And the GOP’s bluster at CPAC belies a big question: Amid the red-meat speeches and Democrat-bashing, what does the GOP actually stand for beyond bromides about smaller government and muscular foreign policy? Will key independents ultimately buy into the party’s newfound fiscal discipline – or be turned off by what critics call the wingnut factor?
Listening to Minnesota Gov. Tim Pawlenty urge Americans to emulate Tiger Woods’s wife Elin Nordegren and “take a 9-iron and smash the window out of big government,” critics like Gail Collins at the New York Times and Mike Lux at the Huffington Post point out how too many CPAC Republicans revel in violent imagery to get their points across.
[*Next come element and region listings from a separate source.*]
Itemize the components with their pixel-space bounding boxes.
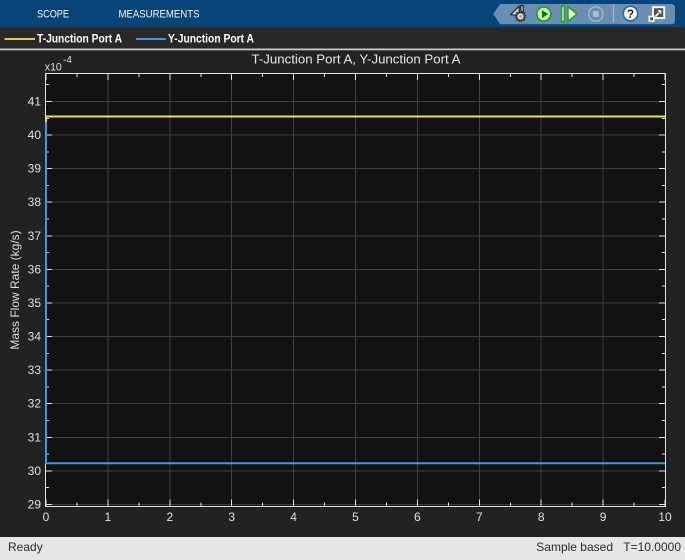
svg-text:-4: -4 bbox=[63, 55, 72, 66]
svg-text:38: 38 bbox=[28, 195, 42, 209]
svg-text:32: 32 bbox=[28, 397, 42, 411]
svg-text:?: ? bbox=[627, 9, 634, 21]
svg-text:10: 10 bbox=[658, 510, 672, 524]
svg-text:7: 7 bbox=[476, 510, 483, 524]
svg-text:6: 6 bbox=[414, 510, 421, 524]
svg-text:T-Junction Port A: T-Junction Port A bbox=[37, 31, 122, 45]
svg-text:37: 37 bbox=[28, 229, 42, 243]
svg-text:MEASUREMENTS: MEASUREMENTS bbox=[119, 9, 200, 21]
svg-text:Mass Flow Rate (kg/s): Mass Flow Rate (kg/s) bbox=[8, 230, 22, 349]
svg-text:9: 9 bbox=[600, 510, 607, 524]
svg-text:41: 41 bbox=[28, 95, 42, 109]
svg-text:x10: x10 bbox=[45, 62, 62, 74]
svg-text:31: 31 bbox=[28, 430, 42, 444]
svg-text:3: 3 bbox=[228, 510, 235, 524]
svg-text:39: 39 bbox=[28, 162, 42, 176]
svg-text:1: 1 bbox=[105, 510, 112, 524]
svg-text:0: 0 bbox=[43, 510, 50, 524]
svg-text:34: 34 bbox=[28, 330, 42, 344]
svg-text:29: 29 bbox=[28, 497, 42, 511]
svg-text:36: 36 bbox=[28, 262, 42, 276]
svg-text:35: 35 bbox=[28, 296, 42, 310]
svg-text:40: 40 bbox=[28, 128, 42, 142]
svg-text:4: 4 bbox=[290, 510, 297, 524]
svg-text:2: 2 bbox=[166, 510, 173, 524]
svg-text:Y-Junction Port A: Y-Junction Port A bbox=[168, 31, 254, 45]
svg-text:SCOPE: SCOPE bbox=[37, 9, 69, 21]
svg-text:30: 30 bbox=[28, 464, 42, 478]
svg-text:5: 5 bbox=[352, 510, 359, 524]
svg-text:T-Junction Port A, Y-Junction: T-Junction Port A, Y-Junction Port A bbox=[252, 52, 461, 67]
svg-text:33: 33 bbox=[28, 363, 42, 377]
svg-text:8: 8 bbox=[538, 510, 545, 524]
“While there has always been a crazy streak in the conservative movement … the most wild extremists have never taken over the movement lock, stock and barrel before,” writes Mr. Lux. “Today they are thoroughly in control.”
And Obama himself seemed to sense the divide between partisan cheerleading and dire realities in Washington this morning when he invited Republicans to a healthcare summit but added, “I don't want to see this meeting turn into political theater.”
More middle-of-the-road critics say Republicans are ultimately hawking the same tired small government message, seemingly oblivious to the fact that deficit reduction may require tax increases along with spending cuts.
“Intellectually honest conservatives are homeless,” writes the Atlantic’s Marc Ambinder.